DEEP BLUE

海に生きる

ディープ・ブルー スペシャル・エディション [DVD]
制作7年、ロケ地は200ヵ所、撮影フィルム7000時間という膨大な記録の中から、厳選に厳選を重ねた映像を集約した海洋ドキュメント。マイワシからシロナガスクジラ、更には深海生物まで含めた海のあらゆる生物の生きる姿を追っている。

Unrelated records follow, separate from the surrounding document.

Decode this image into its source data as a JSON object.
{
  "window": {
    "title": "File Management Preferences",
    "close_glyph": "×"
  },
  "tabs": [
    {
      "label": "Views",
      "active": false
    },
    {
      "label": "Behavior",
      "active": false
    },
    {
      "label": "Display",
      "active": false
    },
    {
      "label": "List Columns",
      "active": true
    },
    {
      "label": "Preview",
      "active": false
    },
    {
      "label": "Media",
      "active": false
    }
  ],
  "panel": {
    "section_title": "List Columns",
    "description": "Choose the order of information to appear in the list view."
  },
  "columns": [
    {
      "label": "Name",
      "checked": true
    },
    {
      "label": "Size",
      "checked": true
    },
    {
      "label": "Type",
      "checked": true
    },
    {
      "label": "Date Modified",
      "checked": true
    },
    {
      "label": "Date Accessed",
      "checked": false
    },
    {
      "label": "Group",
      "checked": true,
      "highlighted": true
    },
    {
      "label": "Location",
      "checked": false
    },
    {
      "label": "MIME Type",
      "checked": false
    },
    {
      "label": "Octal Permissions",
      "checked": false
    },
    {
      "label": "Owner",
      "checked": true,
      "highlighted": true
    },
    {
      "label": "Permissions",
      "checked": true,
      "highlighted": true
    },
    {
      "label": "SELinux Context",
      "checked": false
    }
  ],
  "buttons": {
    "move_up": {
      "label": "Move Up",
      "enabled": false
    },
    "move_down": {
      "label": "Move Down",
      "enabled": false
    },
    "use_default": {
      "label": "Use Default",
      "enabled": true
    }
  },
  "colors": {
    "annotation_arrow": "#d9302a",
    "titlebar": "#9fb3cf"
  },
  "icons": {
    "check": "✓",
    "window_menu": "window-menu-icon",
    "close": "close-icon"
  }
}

ポイント以外は極力ナレーションを省き、あくまでも観測者であることに徹底した演出で、海に生きる者たちの姿を冷静且つ克明に捉えた映像と迫力はかなりの見物。実際、見てみるまでは途中で眠くなるんじゃないかと心配していたが、始まってしまえばあっという間の90分。大海原を生きる力強さと過酷で残酷な運命、そして生命の驚異を言葉ではなく映像でまざまざと見せつけてくれる。イルカとアホウドリの漁合戦に突然割って入る巨大なクジラ。極寒の吹雪に耐えながら卵を温める皇帝ペンギン。アザラシの子供を狩るシャチ。深海でネオンのように光る電気クラゲ。狩りに失敗するホッキョクグマ。シャチに襲われるコククジラの親子。壮絶なまでの生と死。貪欲なまでの生命に固執する姿。驚異的な躍動感。海という身近なフィールドにここまでエキサイティングなドラマが隠されていたことは単純に驚きだ。それほど海にもドキュメントにも興味がない人でも、いつの間にか引き寄せられてお腹いっぱいの満足感を得られるだけのクオリティを誇っている。作品の善し悪しではなく、これだけの時間と労力をかけたこの作品の記録そのものが重要だと思う。
ただ、ひとつだけケチをつけるのであれば、最後の最後(本当に最後)に「だから海を傷つけるのはやめましょう」というようなナレーションで自然保護を訴えたのはちょっと戴けなかった。先にも述べた通り、この作品はあくまでも観測者の視点で海のドラマをダイナミックに描いたものだ。感情的な部分を省くことで観るものはそこから色々なことを感じるし、学び取ることも出来る。大自然の驚異というのはそれだけで影響力が強いのだ。しかし、最後の最後で制作者側が結論を一方向に絞ってしまったため、それまで大海原と同じように無限のメッセージを含んでいた映画が、途端に一点に集約され、作品としての幅を失ってしまう。画竜点睛に欠くとはまさにこのことではないだろうか。自分たちの撮ってきた映像の力強さをもっと信じて欲しかったというのが正直な感想。とは言え、それでも作品そのものはかなりの出来なので、一度観てみることをオススメします。90分のエキサイティングな海の旅から、得られるものはきっと大きいはず。